We present LayerDiffuse, an approach enabling large-scale pretrained latent diffusion models to generate transparent images. The method allows generation of single transparent images or of multiple transparent layers. The method learns a "latent transparency" that encodes alpha channel transparency into the latent manifold of a pretrained latent diffusion model. It preserves the production-ready quality of the large diffusion model by regulating the added transparency as a latent offset with minimal changes to the original latent distribution of the pretrained model. In this way, any latent diffusion model can be converted into a transparent image generator by finetuning it with the adjusted latent space. We train the model with 1M transparent image layer pairs collected using a human-in-the-loop collection scheme. We show that latent transparency can be applied to different open source image generators, or be adapted to various conditional control systems to achieve applications like foreground/background-conditioned layer generation, joint layer generation, structural control of layer contents, etc. A user study finds that in most cases (97%) users prefer our natively generated transparent content over previous ad-hoc solutions such as generating and then matting. Users also report the quality of our generated transparent images is comparable to real commercial transparent assets like Adobe Stock.

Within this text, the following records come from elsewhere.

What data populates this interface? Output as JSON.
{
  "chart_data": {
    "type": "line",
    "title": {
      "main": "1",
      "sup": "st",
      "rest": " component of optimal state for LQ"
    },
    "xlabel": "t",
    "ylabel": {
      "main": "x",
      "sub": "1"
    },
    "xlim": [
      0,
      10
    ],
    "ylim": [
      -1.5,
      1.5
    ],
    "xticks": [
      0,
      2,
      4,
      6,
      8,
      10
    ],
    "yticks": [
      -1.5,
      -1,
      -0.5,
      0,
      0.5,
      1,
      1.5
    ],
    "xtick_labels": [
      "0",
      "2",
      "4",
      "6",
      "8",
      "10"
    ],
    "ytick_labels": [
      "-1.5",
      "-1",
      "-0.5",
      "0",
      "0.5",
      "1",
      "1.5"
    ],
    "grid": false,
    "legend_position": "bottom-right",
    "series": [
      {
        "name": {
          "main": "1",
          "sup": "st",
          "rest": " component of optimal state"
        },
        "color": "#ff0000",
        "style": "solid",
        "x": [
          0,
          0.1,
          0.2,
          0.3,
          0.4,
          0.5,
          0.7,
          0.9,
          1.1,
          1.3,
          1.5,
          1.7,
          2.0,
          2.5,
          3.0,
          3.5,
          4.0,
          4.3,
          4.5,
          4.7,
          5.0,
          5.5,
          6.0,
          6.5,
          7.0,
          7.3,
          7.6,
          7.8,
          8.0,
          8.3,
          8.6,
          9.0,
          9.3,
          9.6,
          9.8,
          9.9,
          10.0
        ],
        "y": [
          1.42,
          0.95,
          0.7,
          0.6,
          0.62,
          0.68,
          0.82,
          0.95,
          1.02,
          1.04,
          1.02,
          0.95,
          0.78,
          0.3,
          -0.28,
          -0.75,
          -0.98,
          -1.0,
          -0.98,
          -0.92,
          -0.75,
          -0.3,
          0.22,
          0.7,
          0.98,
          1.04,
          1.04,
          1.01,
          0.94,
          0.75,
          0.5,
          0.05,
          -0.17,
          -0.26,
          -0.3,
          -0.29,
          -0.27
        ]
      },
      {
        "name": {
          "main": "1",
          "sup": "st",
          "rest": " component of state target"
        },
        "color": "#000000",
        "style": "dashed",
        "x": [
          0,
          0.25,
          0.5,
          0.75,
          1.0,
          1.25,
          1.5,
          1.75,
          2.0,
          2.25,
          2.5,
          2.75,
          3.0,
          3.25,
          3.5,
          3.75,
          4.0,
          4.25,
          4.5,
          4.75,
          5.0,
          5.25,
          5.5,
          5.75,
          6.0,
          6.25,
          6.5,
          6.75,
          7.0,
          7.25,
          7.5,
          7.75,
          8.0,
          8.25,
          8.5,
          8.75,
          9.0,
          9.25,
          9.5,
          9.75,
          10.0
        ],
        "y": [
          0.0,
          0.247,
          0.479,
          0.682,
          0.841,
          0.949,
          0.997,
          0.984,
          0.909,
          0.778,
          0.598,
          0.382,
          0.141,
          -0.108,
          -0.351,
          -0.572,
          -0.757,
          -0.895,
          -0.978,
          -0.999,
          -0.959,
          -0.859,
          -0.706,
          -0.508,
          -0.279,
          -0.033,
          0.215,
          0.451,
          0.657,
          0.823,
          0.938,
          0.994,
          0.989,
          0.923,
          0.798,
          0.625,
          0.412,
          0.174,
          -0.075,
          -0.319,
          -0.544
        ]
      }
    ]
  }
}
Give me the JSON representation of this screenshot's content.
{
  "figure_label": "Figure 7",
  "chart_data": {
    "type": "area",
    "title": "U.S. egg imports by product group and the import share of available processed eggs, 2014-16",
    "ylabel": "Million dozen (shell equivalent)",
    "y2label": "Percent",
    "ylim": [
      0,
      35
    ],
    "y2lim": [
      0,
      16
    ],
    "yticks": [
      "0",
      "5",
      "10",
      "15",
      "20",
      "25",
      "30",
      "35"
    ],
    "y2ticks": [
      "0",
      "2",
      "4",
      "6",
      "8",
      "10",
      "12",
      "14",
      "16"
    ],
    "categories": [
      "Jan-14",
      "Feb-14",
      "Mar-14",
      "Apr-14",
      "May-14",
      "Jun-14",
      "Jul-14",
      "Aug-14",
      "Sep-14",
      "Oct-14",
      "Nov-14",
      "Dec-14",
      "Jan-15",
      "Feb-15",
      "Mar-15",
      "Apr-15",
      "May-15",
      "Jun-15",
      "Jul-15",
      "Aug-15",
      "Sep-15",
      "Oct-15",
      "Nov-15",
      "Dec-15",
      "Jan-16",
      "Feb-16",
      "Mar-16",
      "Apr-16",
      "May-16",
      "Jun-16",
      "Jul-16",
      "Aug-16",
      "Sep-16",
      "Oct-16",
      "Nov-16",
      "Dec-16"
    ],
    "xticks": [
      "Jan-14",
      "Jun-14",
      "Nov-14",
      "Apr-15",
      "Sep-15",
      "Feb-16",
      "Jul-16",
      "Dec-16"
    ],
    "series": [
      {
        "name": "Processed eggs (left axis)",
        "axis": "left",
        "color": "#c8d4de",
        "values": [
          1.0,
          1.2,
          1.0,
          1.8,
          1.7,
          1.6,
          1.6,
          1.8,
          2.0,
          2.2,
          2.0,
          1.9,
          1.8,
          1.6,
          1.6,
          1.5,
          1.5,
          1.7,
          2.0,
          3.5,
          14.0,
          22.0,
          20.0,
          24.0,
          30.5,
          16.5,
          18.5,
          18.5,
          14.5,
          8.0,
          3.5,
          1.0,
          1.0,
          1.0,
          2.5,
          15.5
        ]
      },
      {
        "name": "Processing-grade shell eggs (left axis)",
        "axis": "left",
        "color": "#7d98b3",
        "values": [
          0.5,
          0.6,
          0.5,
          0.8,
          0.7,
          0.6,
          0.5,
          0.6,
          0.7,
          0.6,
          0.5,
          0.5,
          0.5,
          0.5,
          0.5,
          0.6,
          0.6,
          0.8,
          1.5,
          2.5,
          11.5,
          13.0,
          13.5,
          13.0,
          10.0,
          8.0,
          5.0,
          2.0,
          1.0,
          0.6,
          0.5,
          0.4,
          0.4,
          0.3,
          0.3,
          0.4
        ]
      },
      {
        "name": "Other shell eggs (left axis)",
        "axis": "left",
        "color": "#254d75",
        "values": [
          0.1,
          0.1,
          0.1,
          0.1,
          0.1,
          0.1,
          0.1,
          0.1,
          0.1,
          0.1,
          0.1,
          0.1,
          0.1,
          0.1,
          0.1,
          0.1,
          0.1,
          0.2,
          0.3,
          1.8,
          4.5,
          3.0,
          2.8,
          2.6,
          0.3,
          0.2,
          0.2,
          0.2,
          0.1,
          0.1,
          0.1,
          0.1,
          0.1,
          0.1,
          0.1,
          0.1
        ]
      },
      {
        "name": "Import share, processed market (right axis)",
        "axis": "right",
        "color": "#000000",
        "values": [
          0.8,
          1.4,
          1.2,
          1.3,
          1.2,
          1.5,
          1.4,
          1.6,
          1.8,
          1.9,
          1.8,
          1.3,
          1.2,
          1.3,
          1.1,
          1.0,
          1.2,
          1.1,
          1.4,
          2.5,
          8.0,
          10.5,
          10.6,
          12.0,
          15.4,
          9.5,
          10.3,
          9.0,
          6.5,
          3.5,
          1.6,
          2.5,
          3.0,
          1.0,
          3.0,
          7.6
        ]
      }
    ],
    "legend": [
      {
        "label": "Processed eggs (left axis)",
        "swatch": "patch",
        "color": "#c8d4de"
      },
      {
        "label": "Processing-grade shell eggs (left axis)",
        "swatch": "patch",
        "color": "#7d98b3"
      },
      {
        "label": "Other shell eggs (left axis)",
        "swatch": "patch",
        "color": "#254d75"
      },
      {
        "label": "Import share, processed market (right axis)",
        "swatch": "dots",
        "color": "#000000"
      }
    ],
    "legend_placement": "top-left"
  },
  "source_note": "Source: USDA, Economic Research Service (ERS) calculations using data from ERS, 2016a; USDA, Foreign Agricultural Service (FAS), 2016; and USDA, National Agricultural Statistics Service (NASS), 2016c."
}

Adding Conditional Control to Text-to-Image Diffusion Models

We present a neural network structure, ControlNet, to control pretrained large diffusion models to support additional input conditions. The ControlNet learns task-specific conditions in an end-to-end way, and the learning is robust even when the training dataset is small (< 50k). Moreover, training a ControlNet is as fast as fine-tuning a diffusion model, and the model can be trained on a personal devices. Alternatively, if powerful computation clusters are available, the model can scale to large amounts (millions to billions) of data. We report that large diffusion models like Stable Diffusion can be augmented with ControlNets to enable conditional inputs like edge maps, segmentation maps, keypoints, etc. This may enrich the methods to control large diffusion models and further facilitate related applications.

Style Transfer for Anime Sketches with Enhanced Residual U-net and Auxiliary Classifier GAN

Recently, with the revolutionary neural style transferring methods, creditable paintings can be synthesized automatically from content images and style images. However, when it comes to the task of applying a painting's style to an anime sketch, these methods will just randomly colorize sketch lines as outputs and fail in the main task: specific style tranfer. In this paper, we integrated residual U-net to apply the style to the gray-scale sketch with auxiliary classifier generative adversarial network (AC-GAN). The whole process is automatic and fast, and the results are creditable in the quality of art style as well as colorization.